If you want some big dividend yields then look no further than the two ASX dividend shares named below.
That's because brokers expect these shares to provide great yields this year and next. Here's what analysts are forecasting:
Stockland Corporation Ltd (ASX: SGP)
The first ASX dividend share that could be a buy is Stockland. It is a residential and land lease developer and retail, logistics, and office real estate property manager.
Citi continues to rate Stockland as its "preferred exposure among the residential landlords." This is due to its "view of a better-than-market expected residential cycle and strong growth in the non-residential portions of the business."

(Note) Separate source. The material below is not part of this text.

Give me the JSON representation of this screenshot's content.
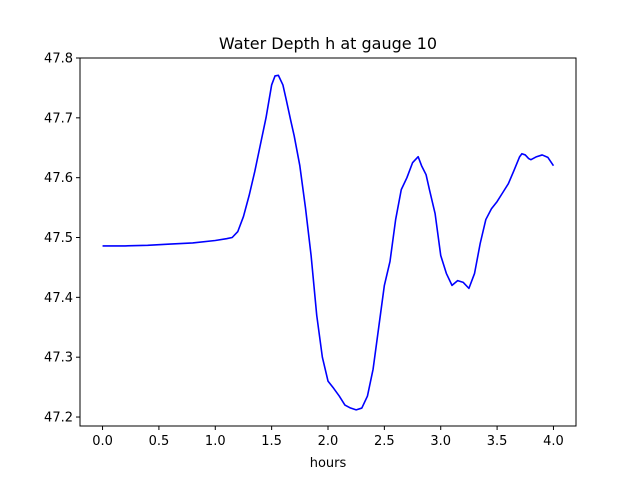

Its analysts expect this to underpin dividends per share of 27 cents in FY 2024 and FY 2025. Based on the current Stockland share price of $3.73, this will mean sizeable yields of 7.2% in both financial years.

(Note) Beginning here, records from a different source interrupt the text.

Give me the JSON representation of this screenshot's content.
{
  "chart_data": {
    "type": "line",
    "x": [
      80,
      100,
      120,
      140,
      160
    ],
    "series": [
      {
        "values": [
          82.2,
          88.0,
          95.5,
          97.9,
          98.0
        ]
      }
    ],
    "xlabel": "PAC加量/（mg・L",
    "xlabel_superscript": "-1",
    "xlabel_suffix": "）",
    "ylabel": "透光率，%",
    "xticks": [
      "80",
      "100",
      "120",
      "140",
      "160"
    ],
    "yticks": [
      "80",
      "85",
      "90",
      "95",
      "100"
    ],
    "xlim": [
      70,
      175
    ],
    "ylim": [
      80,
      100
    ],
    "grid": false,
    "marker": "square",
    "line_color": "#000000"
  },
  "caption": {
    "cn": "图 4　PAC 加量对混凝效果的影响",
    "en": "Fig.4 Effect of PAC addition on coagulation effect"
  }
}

Citi has a buy rating and a $5 price target on its shares.
Tourism Holdings Ltd (ASX: THL)
Another ASX dividend share that has been given the thumbs up is Tourism Holdings. It is the largest commercial recreational vehicle rental operator in the world.

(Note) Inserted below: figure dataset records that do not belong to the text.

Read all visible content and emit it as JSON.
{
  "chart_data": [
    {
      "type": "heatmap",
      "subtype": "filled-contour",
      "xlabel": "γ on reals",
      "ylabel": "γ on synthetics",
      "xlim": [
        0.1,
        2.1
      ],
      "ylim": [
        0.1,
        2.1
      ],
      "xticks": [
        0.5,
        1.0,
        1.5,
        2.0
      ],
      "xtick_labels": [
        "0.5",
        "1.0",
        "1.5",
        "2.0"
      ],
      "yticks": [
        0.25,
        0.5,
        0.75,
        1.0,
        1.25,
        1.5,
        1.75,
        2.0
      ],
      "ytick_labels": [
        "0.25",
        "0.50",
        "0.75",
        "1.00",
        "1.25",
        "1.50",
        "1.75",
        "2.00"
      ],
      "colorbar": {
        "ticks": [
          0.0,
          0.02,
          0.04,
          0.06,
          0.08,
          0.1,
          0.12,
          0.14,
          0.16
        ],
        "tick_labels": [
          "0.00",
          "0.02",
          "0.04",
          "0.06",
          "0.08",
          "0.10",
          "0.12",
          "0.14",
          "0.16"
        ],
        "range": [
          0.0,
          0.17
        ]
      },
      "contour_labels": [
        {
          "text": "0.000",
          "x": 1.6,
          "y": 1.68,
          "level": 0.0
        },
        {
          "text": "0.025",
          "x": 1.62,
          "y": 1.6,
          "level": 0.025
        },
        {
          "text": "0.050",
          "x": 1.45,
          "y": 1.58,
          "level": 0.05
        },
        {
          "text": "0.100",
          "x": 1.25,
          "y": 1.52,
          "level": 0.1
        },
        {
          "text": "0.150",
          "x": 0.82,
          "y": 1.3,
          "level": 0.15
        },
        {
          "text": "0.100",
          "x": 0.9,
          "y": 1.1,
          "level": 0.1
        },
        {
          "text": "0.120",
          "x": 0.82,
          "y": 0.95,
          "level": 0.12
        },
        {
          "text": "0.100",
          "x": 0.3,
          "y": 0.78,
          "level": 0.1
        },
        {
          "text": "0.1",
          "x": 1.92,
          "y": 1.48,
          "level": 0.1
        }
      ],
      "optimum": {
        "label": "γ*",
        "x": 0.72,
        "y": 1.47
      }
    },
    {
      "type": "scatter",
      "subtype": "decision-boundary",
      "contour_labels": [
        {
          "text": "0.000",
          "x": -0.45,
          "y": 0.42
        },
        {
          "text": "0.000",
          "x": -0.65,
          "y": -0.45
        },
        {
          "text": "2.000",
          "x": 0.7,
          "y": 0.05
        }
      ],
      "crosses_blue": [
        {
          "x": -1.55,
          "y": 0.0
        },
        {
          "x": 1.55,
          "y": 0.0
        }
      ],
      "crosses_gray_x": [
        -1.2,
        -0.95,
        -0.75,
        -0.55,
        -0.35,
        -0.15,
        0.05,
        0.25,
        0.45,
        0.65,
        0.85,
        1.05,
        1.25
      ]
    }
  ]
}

Morgans believes its shares are cheap based on its earnings estimates and leadership position. It recently said:
THL is trading on a recovery year (FY25) PE of only 9.3x, which is attractively priced for a global, market leader. We maintain an Add rating.
Morgans is also expecting some attractive dividend yields. It is forecasting dividends per share of 15 cents in FY 2024 and 17.6 cents in FY 2025. Based on the current Tourism Holdings share price of $3.14, this would mean yields of 4.8% and 5.6%, respectively.
The broker has an add rating and a $5.02 price target on its shares.